Tuesday, February 10, 2009

Madder Men

In light of my last post and your comments on it, an article in today's New York Times Arts section seemed particularly timely.

The article,"Scholastic accused of Misusing Book Clubs" by Motoko Rich, discusses a watchdog group's opposition to the presence of advertising links and non-book items in the Scholastic Book Club flyers that go out to thousands of school children every month. I know several of us here at AJ's Clubhouse have expressed our concern about this before. The watchdog group is called Campaign for a Commercial-Free Childhood. You can see more of what they do at their website, linked above.

The argument that Scholastic offers is that some of these items help bring reluctant readers to books by luring them with posters, toys and games. The Campaign for a Commercial-Free Childhood objects globally to anything that is not a book being marketed in schools and that the add-ons only teach children acquisitiveness, without actually teaching them to value books (I have heavily paraphrased here and take all credit for any oversimplification). I think my own opinion on the matter lies somewhere in the middle, although closer to the CCFC's side. I have already discussed in this space my discomfort with brand name advertising in schools. I don't, however, put the selling of a book with a poster in the same category as the selling of a video game. Scholastic has both types of things. I don't think video games belong in school flyers. But I have no problem with posters -- as long as the poster has something to do with the book. AJ loves it when his books come with posters. He has a number of them up in his room. But I would be surprised if he would choose a book simply because it had a poster. The poster would only encourage an interest that was already there. I don't even have a problem with some of the non-book items Scholastic sells -- science experiment kits, for example. If they get a kid to engage in some scientific inquiry at home, that's great. The Mad-Libs they've started selling are good too. Although not designed as educational tools but for silly fun, they encourage reading and writing and they taught my kid the parts of speech. My objection to most of the non-book items is the quality control -- the few science kit type products we've ordered from Scholastic have been cheaply made and hard to use. If they are going to sell such things, they should make sure they are good quality and worthwhile educational products. Not video games. Not advertising. Not junk.

Of course, what Scholastic wants to market outside of schools is its own business. Inside the school, where they have a captive audience that has to be there -- they have not chosen it -- marketing non-educational, branded, or plain inappropriate products is reprehensible. And Scholastic has been doing plenty of all three.

3 comments:

Unfocused Me said...

The Scholastic flyers look pretty much the way I remember them from when I was a kid.
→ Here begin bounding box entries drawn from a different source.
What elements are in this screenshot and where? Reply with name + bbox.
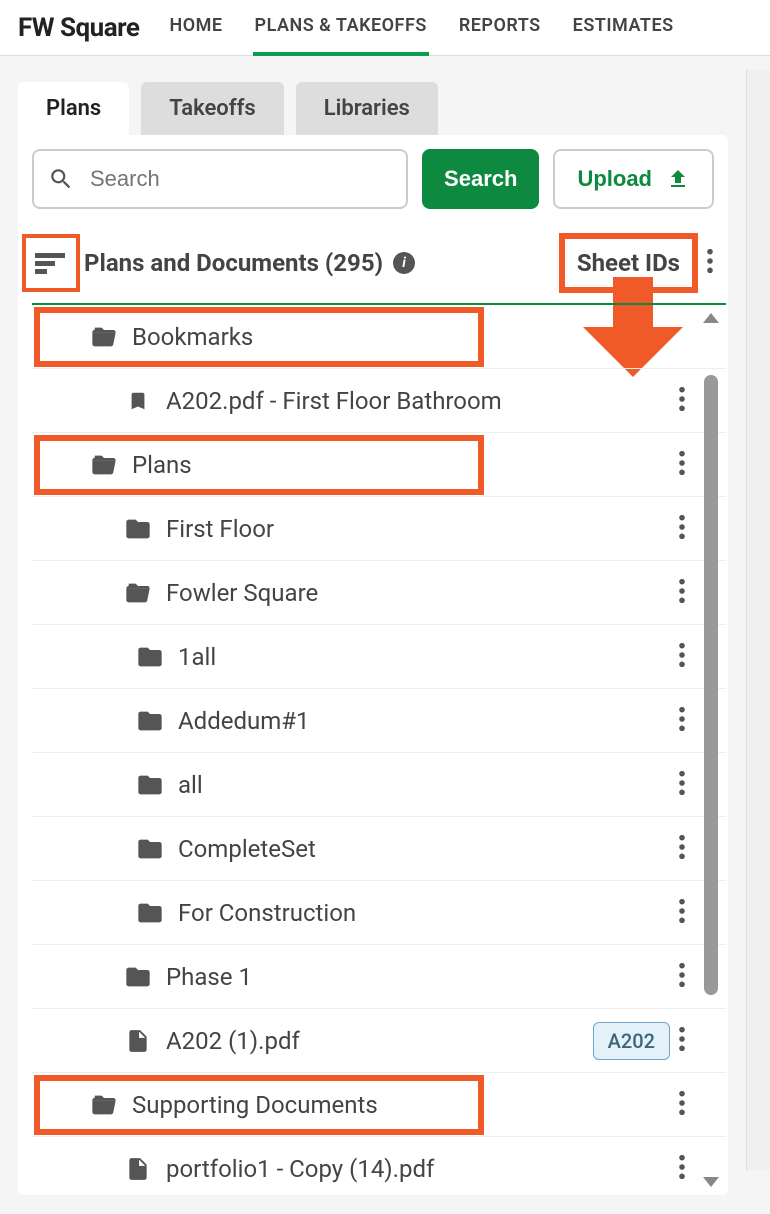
tree-row-label: 1all bbox=[178, 643, 670, 671]
row-options-menu[interactable] bbox=[678, 961, 686, 993]
tree-row-label: Plans bbox=[132, 451, 670, 479]
row-options-menu[interactable] bbox=[678, 705, 686, 737]
right-panel-edge bbox=[746, 70, 770, 1170]
bookmark-icon bbox=[120, 387, 156, 415]
tree-row[interactable]: portfolio1 - Copy (14).pdf bbox=[32, 1137, 726, 1195]
tree-row[interactable]: Addedum#1 bbox=[32, 689, 726, 753]
info-icon[interactable]: i bbox=[393, 252, 415, 274]
tree-row[interactable]: First Floor bbox=[32, 497, 726, 561]
folder-open-icon bbox=[120, 579, 156, 607]
folder-icon bbox=[120, 515, 156, 543]
scroll-up-arrow-icon[interactable] bbox=[703, 313, 719, 323]
tree-row[interactable]: Fowler Square bbox=[32, 561, 726, 625]
sort-icon bbox=[35, 249, 67, 277]
tree-row-label: Supporting Documents bbox=[132, 1091, 670, 1119]
document-tree: Bookmarks A202.pdf - First Floor Bathroom… bbox=[32, 303, 726, 1195]
app-logo-title: FW Square bbox=[18, 13, 139, 43]
tree-row[interactable]: CompleteSet bbox=[32, 817, 726, 881]
nav-home[interactable]: HOME bbox=[167, 0, 224, 56]
file-icon bbox=[120, 1153, 156, 1185]
tree-row[interactable]: all bbox=[32, 753, 726, 817]
tree-row-label: For Construction bbox=[178, 899, 670, 927]
row-options-menu[interactable] bbox=[678, 897, 686, 929]
plans-panel: Search Upload Plans and Documents (295) … bbox=[18, 135, 728, 1195]
tree-row[interactable]: Phase 1 bbox=[32, 945, 726, 1009]
folder-icon bbox=[120, 963, 156, 991]
tree-row-label: Fowler Square bbox=[166, 579, 670, 607]
tree-row[interactable]: Bookmarks bbox=[32, 305, 726, 369]
subtabs: Plans Takeoffs Libraries bbox=[0, 70, 746, 135]
row-options-menu[interactable] bbox=[678, 1153, 686, 1185]
row-options-menu[interactable] bbox=[678, 833, 686, 865]
tree-row-label: A202 (1).pdf bbox=[166, 1027, 585, 1055]
tree-row[interactable]: Plans bbox=[32, 433, 726, 497]
subtab-plans[interactable]: Plans bbox=[18, 82, 129, 135]
tree-row-label: CompleteSet bbox=[178, 835, 670, 863]
row-options-menu[interactable] bbox=[678, 577, 686, 609]
search-button[interactable]: Search bbox=[422, 149, 539, 209]
upload-icon bbox=[666, 167, 690, 191]
tree-row-label: Phase 1 bbox=[166, 963, 670, 991]
row-options-menu[interactable] bbox=[678, 1025, 686, 1057]
folder-icon bbox=[132, 899, 168, 927]
row-options-menu[interactable] bbox=[678, 641, 686, 673]
tree-row-label: First Floor bbox=[166, 515, 670, 543]
tree-row[interactable]: A202 (1).pdf A202 bbox=[32, 1009, 726, 1073]
folder-open-icon bbox=[86, 1091, 122, 1119]
plans-documents-heading: Plans and Documents (295) bbox=[84, 249, 383, 277]
tree-row[interactable]: Supporting Documents bbox=[32, 1073, 726, 1137]
scroll-down-arrow-icon[interactable] bbox=[703, 1177, 719, 1187]
search-icon bbox=[48, 166, 74, 192]
tree-row[interactable]: For Construction bbox=[32, 881, 726, 945]
nav-estimates[interactable]: ESTIMATES bbox=[571, 0, 676, 56]
tree-row-label: Bookmarks bbox=[132, 323, 686, 351]
search-row: Search Upload bbox=[18, 149, 728, 225]
upload-label: Upload bbox=[577, 166, 652, 192]
sort-button[interactable] bbox=[22, 234, 80, 292]
row-options-menu[interactable] bbox=[678, 1089, 686, 1121]
sheet-id-badge[interactable]: A202 bbox=[593, 1022, 670, 1060]
search-input[interactable] bbox=[90, 166, 392, 192]
header-options-menu[interactable] bbox=[706, 247, 714, 279]
row-options-menu[interactable] bbox=[678, 513, 686, 545]
nav-reports[interactable]: REPORTS bbox=[457, 0, 543, 56]
folder-open-icon bbox=[86, 323, 122, 351]
tree-row[interactable]: 1all bbox=[32, 625, 726, 689]
list-header: Plans and Documents (295) i Sheet IDs bbox=[18, 225, 728, 301]
tree-row-label: portfolio1 - Copy (14).pdf bbox=[166, 1155, 670, 1183]
folder-open-icon bbox=[86, 451, 122, 479]
tree-row-label: A202.pdf - First Floor Bathroom bbox=[166, 387, 670, 415]
folder-icon bbox=[132, 771, 168, 799]
row-options-menu[interactable] bbox=[678, 769, 686, 801]
tree-row-label: all bbox=[178, 771, 670, 799]
folder-icon bbox=[132, 835, 168, 863]
subtab-libraries[interactable]: Libraries bbox=[296, 82, 438, 135]
top-navigation: FW Square HOME PLANS & TAKEOFFS REPORTS … bbox=[0, 0, 770, 56]
folder-icon bbox=[132, 707, 168, 735]
folder-icon bbox=[132, 643, 168, 671]
upload-button[interactable]: Upload bbox=[553, 149, 714, 209]
tree-row-label: Addedum#1 bbox=[178, 707, 670, 735]
scroll-thumb[interactable] bbox=[704, 375, 718, 995]
subtab-takeoffs[interactable]: Takeoffs bbox=[141, 82, 283, 135]
tree-scrollbar[interactable] bbox=[700, 313, 722, 1187]
scroll-track[interactable] bbox=[704, 331, 718, 1169]
nav-plans-takeoffs[interactable]: PLANS & TAKEOFFS bbox=[253, 0, 429, 56]
search-box[interactable] bbox=[32, 149, 408, 209]
row-options-menu[interactable] bbox=[678, 449, 686, 481]
tree-row[interactable]: A202.pdf - First Floor Bathroom bbox=[32, 369, 726, 433]
file-icon bbox=[120, 1025, 156, 1057]
row-options-menu[interactable] bbox=[678, 385, 686, 417]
Mostly books, some posters, and then a couple of things best categorized as "other." I should probably take another look at them when they next come home, but in the five years one or both kids have been in school, neither of them have ever (to my knowledge) asked for anything off the catalog other than books, so I haven't been particularly concerned. We had more problems with television commercials, but they have each more or less learned that asking for something from a commercial is a good way not to get it, except that they both think we should use Oxyclean and get the pancake puff maker.

thelass said...

I have long been unimpressed with Scholastic's offerings, particularly in their Pre-K flyers. They seem to focus primarily on D1sn3y and other movie or tv-related crap. I rarely see what I would consider any good (classic or new) books. A quick story - Older Charge badly wanted a Tran3former3 book from his last flyer and his parents reluctantly ordered it for him - when he got it, he quickly realized it wasn't much of a book and it was almost immediately relegated to his younger brother's bookshelf.

FreshHell said...

Not sure I can add anything here except my further disgust at ads aimed at kids. Yes, they pay for these things but they're irksome. Yes, they open the door to discussions about the purpose of ads and how they are designed to manipulate us, but I still hate them. I'm writing a post now on a similar vein. Sort of.